Unified Representation for Non-compositional and Compositional Expressions
This work addresses the challenge of processing potentially idiomatic expressions in natural language understanding, representing an incremental improvement over existing methods.
The paper tackled the problem of representing non-compositional language expressions by proposing PIER, a model based on BART, which achieved a 33% higher homogeneity score for embedding clustering and gains of 3.12% and 3.29% in accuracy for PIE sense classification and span detection compared to state-of-the-art models, while maintaining performance on NLU tasks.

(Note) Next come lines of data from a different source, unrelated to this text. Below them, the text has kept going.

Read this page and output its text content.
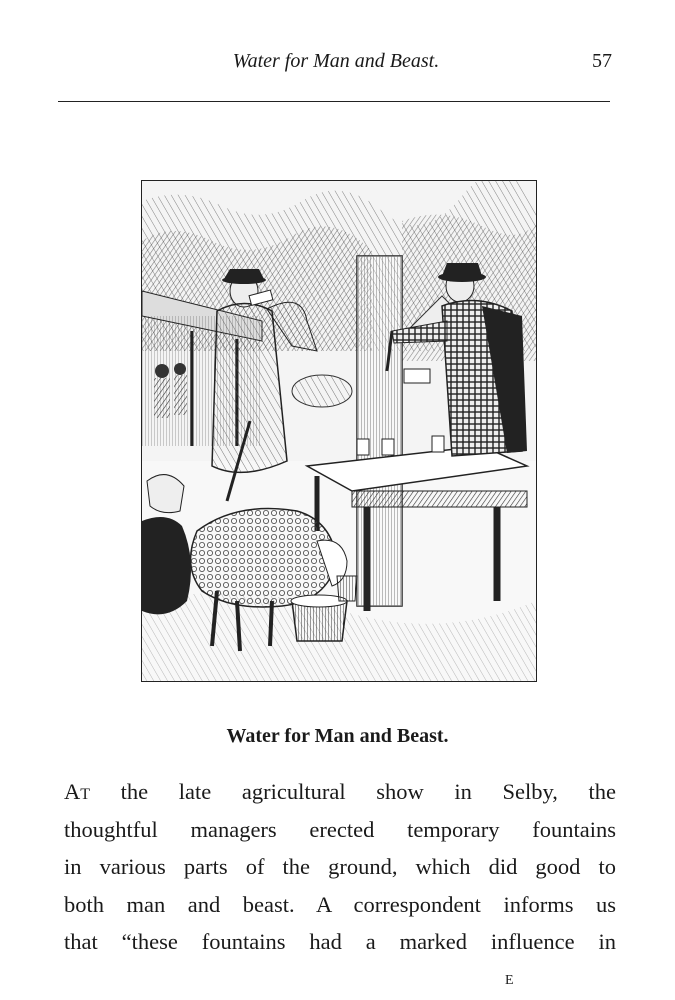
Water for Man and Beast.	57
Water for Man and Beast.
At the late agricultural show in Selby, the
thoughtful managers erected temporary fountains
in various parts of the ground, which did good to
both man and beast. A correspondent informs us
that “these fountains had a marked influence in
E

Accurate processing of non-compositional language relies on generating good representations for such expressions. In this work, we study the representation of language non-compositionality by proposing a language model, PIER, that builds on BART and can create semantically meaningful and contextually appropriate representations for English potentially idiomatic expressions (PIEs). PIEs are characterized by their non-compositionality and contextual ambiguity in their literal and idiomatic interpretations. Via intrinsic evaluation on embedding quality and extrinsic evaluation on PIE processing and NLU tasks, we show that representations generated by PIER result in 33% higher homogeneity score for embedding clustering than BART, whereas 3.12% and 3.29% gains in accuracy and sequence accuracy for PIE sense classification and span detection compared to the state-of-the-art IE representation model, GIEA. These gains are achieved without sacrificing PIER's performance on NLU tasks (+/- 1% accuracy) compared to BART.